1. I still feel guilty doing creative stuff like poetry in work time when it might not sell. How about part of day working on whatever book I’m doing and part on poetry?

2. Our survival in this society exists in financial terms—money buys us the time etc. Must be I don’t feel my condition physically threatens me though God knows I should.

[... 2 paragraphs ...]

5. Symptoms keep me at my work, can’t do much else; they stop me from frittering away my time, provide built-in discipline that makes up for other people’s work hours. Like we don’t get up early when we don’t have to; if I didn’t have to stay in and work, would I?

[... 1 paragraph ...]

7. With the symptoms Rob does lots of chores I think he wouldn’t do otherwise, freeing me to work? Keeps me from wasting my time with housework; think it’s degrading for R. as a male to do chores so much so the symptoms give us both an excuse; also gives him an excuse for not knowing for sure what he wants to do, paint or whatever, he can blame it on lack of concentration because of me.

[... 2 paragraphs ...]

10. At same time I think you should go out each day, exercise, see people, do other things for balance, but this is later stuff? and really just want to write and distrust those impulses. And when I feel them, they’re charged.

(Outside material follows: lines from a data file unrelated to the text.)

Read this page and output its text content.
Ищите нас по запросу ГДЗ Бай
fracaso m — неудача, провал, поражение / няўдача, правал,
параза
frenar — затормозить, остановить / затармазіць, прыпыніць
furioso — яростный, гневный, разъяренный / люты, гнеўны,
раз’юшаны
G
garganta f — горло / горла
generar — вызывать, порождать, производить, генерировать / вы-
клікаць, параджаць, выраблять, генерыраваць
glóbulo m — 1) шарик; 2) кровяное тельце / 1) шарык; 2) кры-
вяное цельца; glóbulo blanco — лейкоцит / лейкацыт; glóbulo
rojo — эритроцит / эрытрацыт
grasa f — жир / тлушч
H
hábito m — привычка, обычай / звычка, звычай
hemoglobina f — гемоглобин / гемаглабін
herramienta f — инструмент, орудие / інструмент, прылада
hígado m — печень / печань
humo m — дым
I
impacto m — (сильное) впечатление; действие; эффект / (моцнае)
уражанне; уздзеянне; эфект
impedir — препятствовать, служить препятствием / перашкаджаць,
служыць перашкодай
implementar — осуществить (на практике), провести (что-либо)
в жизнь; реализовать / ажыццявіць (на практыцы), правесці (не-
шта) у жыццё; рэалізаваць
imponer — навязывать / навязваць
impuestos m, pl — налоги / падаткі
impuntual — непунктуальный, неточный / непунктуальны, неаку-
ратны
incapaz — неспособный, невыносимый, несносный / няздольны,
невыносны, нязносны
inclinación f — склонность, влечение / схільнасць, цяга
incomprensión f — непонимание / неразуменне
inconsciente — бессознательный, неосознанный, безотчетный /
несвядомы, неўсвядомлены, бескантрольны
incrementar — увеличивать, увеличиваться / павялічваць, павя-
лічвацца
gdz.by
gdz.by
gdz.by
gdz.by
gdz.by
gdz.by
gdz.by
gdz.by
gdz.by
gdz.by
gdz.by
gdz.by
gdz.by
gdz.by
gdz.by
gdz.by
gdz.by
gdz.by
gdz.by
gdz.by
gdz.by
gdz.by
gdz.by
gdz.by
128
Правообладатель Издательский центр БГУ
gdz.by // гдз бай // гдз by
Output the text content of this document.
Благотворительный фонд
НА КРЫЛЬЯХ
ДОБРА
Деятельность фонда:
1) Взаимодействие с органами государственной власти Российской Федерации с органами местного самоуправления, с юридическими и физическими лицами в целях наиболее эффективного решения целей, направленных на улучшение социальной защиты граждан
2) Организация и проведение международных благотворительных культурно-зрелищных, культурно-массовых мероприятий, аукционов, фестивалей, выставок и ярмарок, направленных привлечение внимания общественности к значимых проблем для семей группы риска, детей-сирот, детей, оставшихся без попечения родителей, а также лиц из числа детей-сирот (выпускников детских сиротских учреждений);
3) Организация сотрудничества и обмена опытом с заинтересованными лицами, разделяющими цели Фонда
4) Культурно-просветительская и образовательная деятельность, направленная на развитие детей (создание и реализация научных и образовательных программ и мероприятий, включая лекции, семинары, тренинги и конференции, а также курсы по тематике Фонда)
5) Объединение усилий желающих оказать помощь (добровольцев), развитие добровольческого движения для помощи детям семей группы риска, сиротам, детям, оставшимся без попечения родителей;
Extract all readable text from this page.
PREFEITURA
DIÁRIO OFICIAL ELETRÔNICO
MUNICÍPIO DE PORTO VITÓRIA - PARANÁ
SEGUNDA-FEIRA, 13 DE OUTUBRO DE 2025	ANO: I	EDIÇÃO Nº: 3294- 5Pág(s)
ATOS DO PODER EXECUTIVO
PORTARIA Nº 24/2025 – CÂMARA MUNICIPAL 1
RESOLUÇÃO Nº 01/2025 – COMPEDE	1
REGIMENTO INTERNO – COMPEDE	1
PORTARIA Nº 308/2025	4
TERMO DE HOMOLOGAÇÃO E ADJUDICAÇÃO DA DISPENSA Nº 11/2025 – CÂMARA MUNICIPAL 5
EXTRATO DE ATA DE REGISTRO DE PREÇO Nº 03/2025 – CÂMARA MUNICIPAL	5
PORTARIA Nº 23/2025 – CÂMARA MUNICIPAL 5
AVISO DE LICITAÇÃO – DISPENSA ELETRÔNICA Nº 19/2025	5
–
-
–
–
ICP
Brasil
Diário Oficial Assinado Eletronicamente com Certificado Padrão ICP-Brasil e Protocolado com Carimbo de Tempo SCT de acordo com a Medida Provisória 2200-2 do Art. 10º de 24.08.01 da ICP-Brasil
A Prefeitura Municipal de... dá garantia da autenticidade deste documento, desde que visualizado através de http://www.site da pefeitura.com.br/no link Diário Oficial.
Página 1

11. I think all this is for Rob’s good as much as mine despite my fears and his fears for me. One thing I can give him; buy time for him to do whatever he wants, be free of family and money problems, if he worries about me he isn’t going to feel responsible to get a job and my symptoms give him an excuse not to socially (old ideas) and the symptoms cut down on my flamboyance which has class to express itself in. It’s kept in work where it can’t threaten our framework.)